Behind the podium, and running a course that snaked from the outer edge of the Mekrit city to a nearby mountain range, was the aqueduct Cameron was here to ceremoniously declare operational. The structure was impressive, given the technological level at which these people lived. And on the other side of the city, well away from the shanty living areas, there was another much smaller aqueduct that diverted sewerage waste to a collection pond containing an algae that processed the waste and turned it into harmless biomaterial. It was this algae, along with several mineral requests, that was at the top of the SGC wish list when it came to trading with the Mekrit.
"Smile and nod, Teal'c," Sam said. "That's all you need to do until the ink is dry and we can all go home. Besides, if this algae works even half as well as we think it does, it'll go a long way to solving our own waste disposal problems back on Earth. We need what they have."
"In return for mining technologies, and educational and medical support."
"The Pentagon believes it's a fair trade, given the naquadah levels in the soil. We detected enough high grade naquadah in one geo scan alone to put out the next generation of X-304's ahead of schedule."
"If this ceremony does not conclude soon, that schedule may well be put back several generations."
"Teal'c... was that an attempt at humor?"
Teal'c looked back up at Mitchell and cocked on eyebrow. "I do not believe Colonel Mitchell is enjoying this day any more than I am."
Sam sighed. "Probably not. I think he's a little dehydrated from last ni—" The ground moved, shifted ever so slightly underfoot, and so barely discernible that Sam thought for a split second she must have simply lost her balance. "Did you...?"
"I did." Teal'c looked sharply up at the podium at the very time the ground moved again, only this time the shift was acute enough to bring most of the crowd to its knees.
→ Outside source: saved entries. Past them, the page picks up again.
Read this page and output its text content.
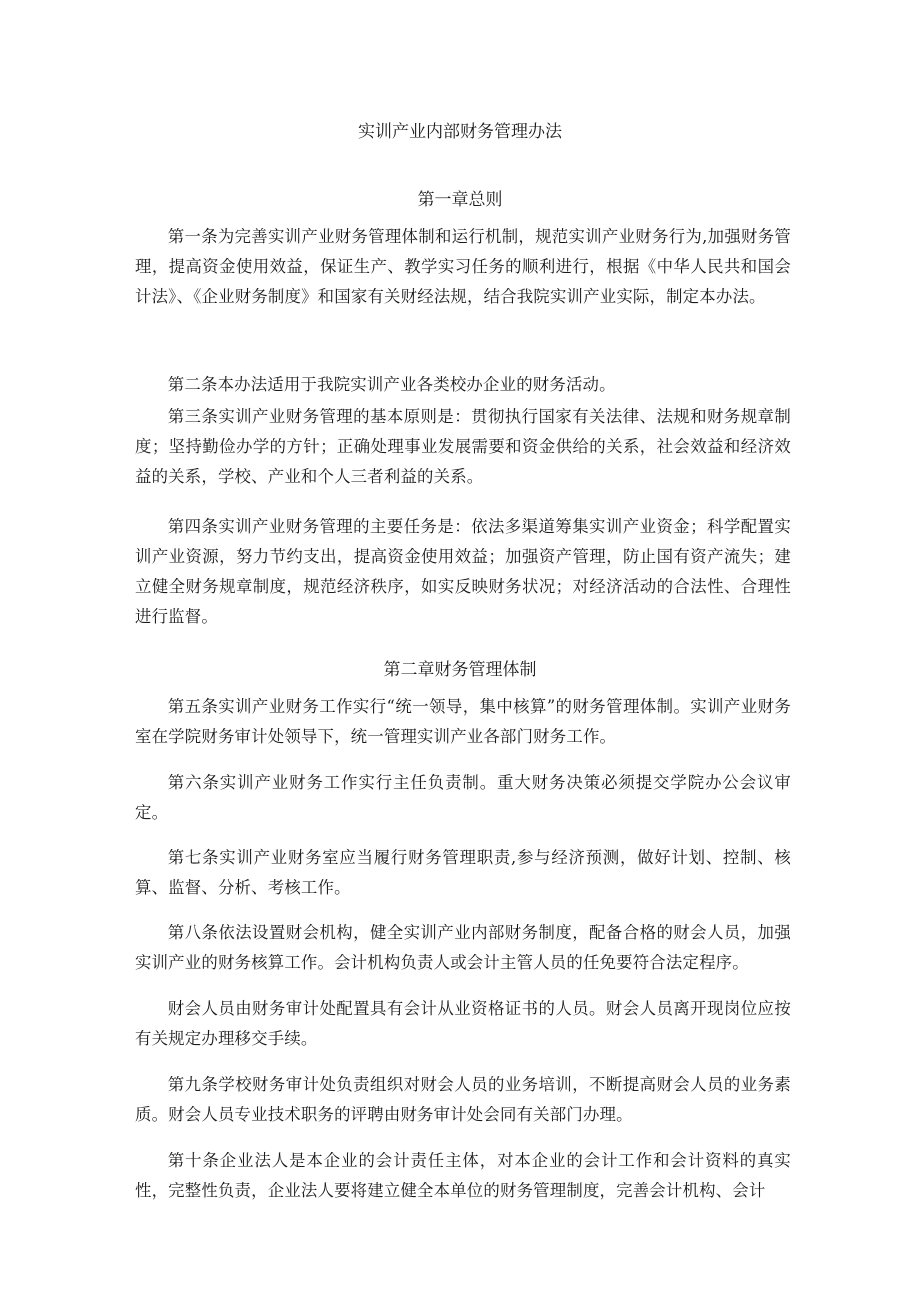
实训产业内部财务管理办法
第一章总则

第一条为完善实训产业财务管理体制和运行机制，规范实训产业财务行为,加强财务管理，提高资金使用效益，保证生产、教学实习任务的顺利进行，根据《中华人民共和国会计法》、《企业财务制度》和国家有关财经法规，结合我院实训产业实际，制定本办法。

第二条本办法适用于我院实训产业各类校办企业的财务活动。

第三条实训产业财务管理的基本原则是：贯彻执行国家有关法律、法规和财务规章制度；坚持勤俭办学的方针；正确处理事业发展需要和资金供给的关系，社会效益和经济效益的关系，学校、产业和个人三者利益的关系。

第四条实训产业财务管理的主要任务是：依法多渠道筹集实训产业资金；科学配置实训产业资源，努力节约支出，提高资金使用效益；加强资产管理，防止国有资产流失；建立健全财务规章制度，规范经济秩序，如实反映财务状况；对经济活动的合法性、合理性进行监督。

第二章财务管理体制

第五条实训产业财务工作实行“统一领导，集中核算”的财务管理体制。实训产业财务室在学院财务审计处领导下，统一管理实训产业各部门财务工作。

第六条实训产业财务工作实行主任负责制。重大财务决策必须提交学院办公会议审定。

第七条实训产业财务室应当履行财务管理职责,参与经济预测，做好计划、控制、核算、监督、分析、考核工作。

第八条依法设置财会机构，健全实训产业内部财务制度，配备合格的财会人员，加强实训产业的财务核算工作。会计机构负责人或会计主管人员的任免要符合法定程序。

财会人员由财务审计处配置具有会计从业资格证书的人员。财会人员离开现岗位应按有关规定办理移交手续。

第九条学校财务审计处负责组织对财会人员的业务培训，不断提高财会人员的业务素质。财会人员专业技术职务的评聘由财务审计处会同有关部门办理。

第十条企业法人是本企业的会计责任主体，对本企业的会计工作和会计资料的真实性，完整性负责，企业法人要将建立健全本单位的财务管理制度，完善会计机构、会计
Screams filled the air as people fell into each other, struggling to hold on to anything they could. "Up there," he called out, and Sam stumbled forward and to her knees just as the giant podium started to shake violently and list to one side. She could just make out Cam as he fell to the left and landed on the hard railing.
"Go," she called out to Teal'c, who was already up on his feet and trying to surge forward through the crowd. A cold silence filled the air. The small tremors that rippled their way under the ground were just a taste of what was coming as the sonic boom of a massive earthquake rolled across from the direction of the ocean, bringing down the podium and almost every building around them. The massive aqueduct structure seemed to rise in the air and hang there for a moment as the wave sped beneath it, only to crash back on its base and fracture. Sam tried to climb to her knees but the ground continued to yaw and sway until eventually she heard the sickening sound of the earth splitting open somewhere behind her.